Açılış konuşmasını yapan Maltepe Belediye Başkanı Ali Kılıç, konuya ilişkin Türkiye'nin komşu ülkeleriyle durum değerlendirmesi yaptıklarını ifade etti.

KILIÇ: KOMŞULARIMIZLA BU KONUYU MASAYA YATIRDIK

Açılış konuşmasını yapan Maltepe Belediye Başkanı Ali Kılıç, internet çağında her bilginin dünyanın her yerine hızlı bir şekilde ulaştığını ifade ederek, bu toplantıda Türkiye’ye özellikle Türki cumhuriyetler ve komşu ülkelerin davet edildiğini söyledi. Gelen tüm konuşmacıları takdim eden Kılıç, sosyal medya ve internet çağı için görüşlerini iletecek diğer katılımcılara sözü devretti.

SAVAŞ: ÇARŞI KARIŞTI

Medyanın ve haberciliğin değişimiyle ilgili konuşan Hatay Belediye Başkanı Lütfü Savaş, “Köyde doğduk. Köye haftalık gazete gelirdi. Biz de onun taze haberler olduğunu bilirdik. Sonra şehire geçtik ve günlük olduğunu gördük gazetelerin. Sonra Hatay’a radyo ve televizyon geldi. 90’lardan itibaren bilgisayar furyası başladı ve internetle tanıştık. Anlayacağınız çarşı karıştı. Eskiden bir haftalık haberlere şimdi günlük ve anlık olarak maruz kalıyoruz. Şimdi bir yazıyı hemen önünüzde buluyorsunuz onun doğru mu yanlış mı olduğuna karar verene kadar iş işten geçiyor. İnsanlar endüstri 5.0’ı konuşuyor. Benim 20 yaşlarında oğlum var onunla benim aramda en az 20 kat mesafe var. Biz bilemediklerimizi onlara soruyoruz. Eskiden olay mahalinde çözülüyordu olaylar ama şimdi uluslararası hukuka da ihtiyaç duyuyoruz çünkü olaylar bambaşka yerlere gitti.

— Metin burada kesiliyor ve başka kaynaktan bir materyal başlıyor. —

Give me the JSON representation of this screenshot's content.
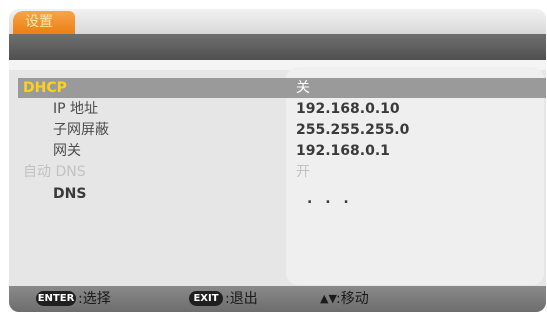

Facebook, Twitter çıktı başka şeyler de çıkacak ama bunların düzenlenmesi lazım özellikle biz siyasetçiler tarafından. Herkes için bunun ortası bulunmalı. İnşallah güzel kanunlar çıkar ve hepimiz rahat ederiz ama öteki türlü rahat edemeyeceğiz.” dedi.

MUSTAFAYEV: GELENEKSEL GAZETECİLİK ÖLDÜ

Kim en hızlı haber alacaksa dünyayı o yönetecek. Azerbaycan olarak yeni dünya düzeninde yeni bir pozisyon aldık. Karabağ işgal altındaydı bildiğiniz gibi. Karabağ’ın önemli bir kısmını geri aldık. İlk önce Türkiye’nin desteğini yanımızda gördük. Azerbaycan Cumhurbaşkanı tüm gücüyle süreci yönetirken Türkiye Cumhurbaşkanı Recep Tayyip Erdoğan’ın da bir sözü var ki o bizi çok etkiledi. Erdoğan, “Azerbaycan’a kim saldırırsa karşısında bizi bulacak” ve bundan sonra Türkiye’deki bütün siyasi partiler Azerbaycan’a destek veren bir pozisyon aldılar.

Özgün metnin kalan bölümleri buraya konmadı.